If you forgot the formula, you can find it by remembering that:
[math](x+m)^2 = n \Rightarrow x = -m \pm \sqrt{n} \\
x^2 + 2mx +(m^2 - n) = 0 [/math]
So we can compare it to the general formula:
[math]ax^2 + bx + c = 0 \Rightarrow x^2 + \frac{b}{a}+\frac{c}{a} = 0[/math]
Which leads us to a system:
[math]2m = \frac{b}{a} \\
m^2 - n = \frac{c}{a}[/math]
Notice that:
[math]2m = \frac{b}{a} \Rightarrow m = \frac{b}{2a}[/math]
Substituting this result in the second equation:
[math]n = m^2 - \frac{c}{a} \Rightarrow n = (\frac{b}{2a})^2 - \frac{c}{a}\\ n = \frac{b^2 - 4ac}{(2a)^2}[/math]
Therefore,
[math]x = - \frac{b}{2a} \pm \sqrt{\frac{b^2 - 4ac}{(2a)^2}}\\
x = - \frac{b}{2a} \pm \frac{\sqrt{b^2 - 4ac}}{2a} \\
x = \frac{-b \pm \sqrt{b^2 - 4ac}}{2a}[/math]

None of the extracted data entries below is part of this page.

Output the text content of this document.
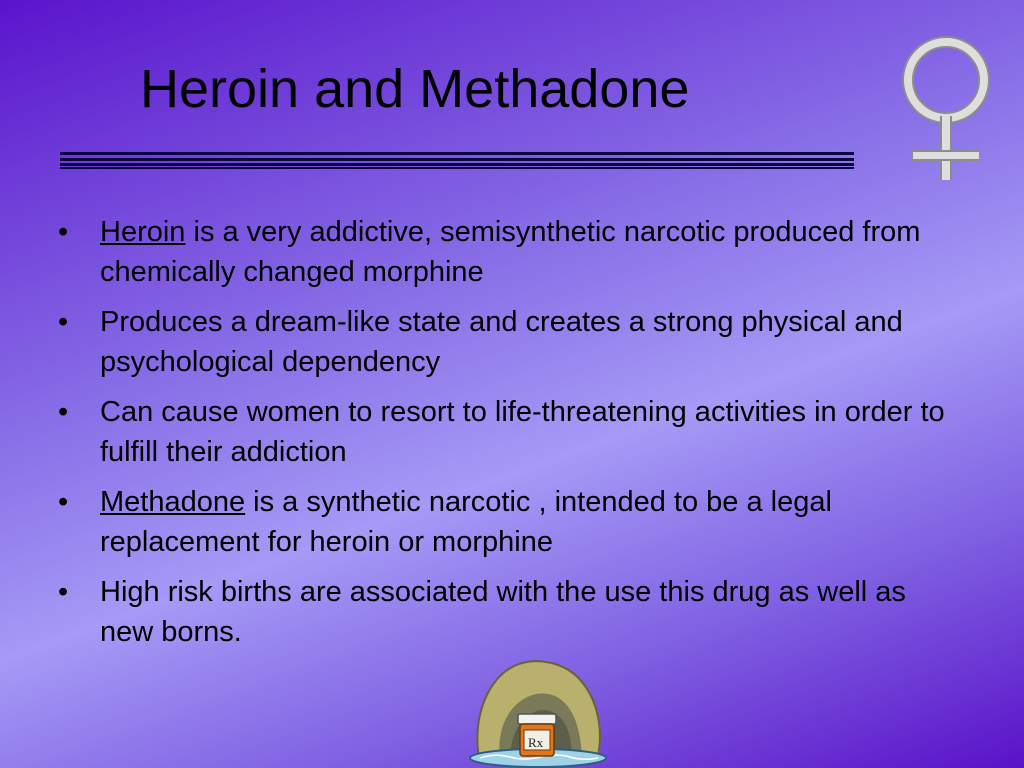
Heroin and Methadone
• Heroin is a very addictive, semisynthetic narcotic produced from chemically changed morphine
• Produces a dream-like state and creates a strong physical and psychological dependency
• Can cause women to resort to life-threatening activities in order to fulfill their addiction
• Methadone is a synthetic narcotic , intended to be a legal replacement for heroin or morphine
• High risk births are associated with the use this drug as well as new borns.
Rx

Now they only need to memorize 3 steps: the perfect square form, general equation and the system that it leads to.

>>10993880
Btw, obviously assume [math]a \neq 0[/math] and [math]n \geq 0[/math].

>>10987403
Too deep
Just outline the major steps, then go back and explain how you magically completed the square
Use ordinary language so you don't lose half the class before the third sentence
Your goal is to teach, not to filter

>>10987403
ax^2 + bx + c = 0\qquad (1)
x^2 + b/a x = -c/a\qquad (2)
but we want to get to something like
(x+d)^2 = x^2 + 2dx + d^2 = e\qquad (3)
So we do
x^2 + 2b/2a x + (b/(2a))2 = (b/(2a))2 -c/a\qquad (4)
and we get
(x+ b/2a)^2 = (b^2-4ac)/4a^2\qquad (5)
x + b/2a = \pm \sqrt{(b^2-4ac)/4a^2} (6)
and finally
x = (-b \pm \sqrt{(b^2-4ac)})/(2a) (7)

This is objectively the correct pedagogy. You need to remind them of what the goal is right after you make the first few intuitive steps.

Once you get to the important point, they'll understand that the rest is rearranging.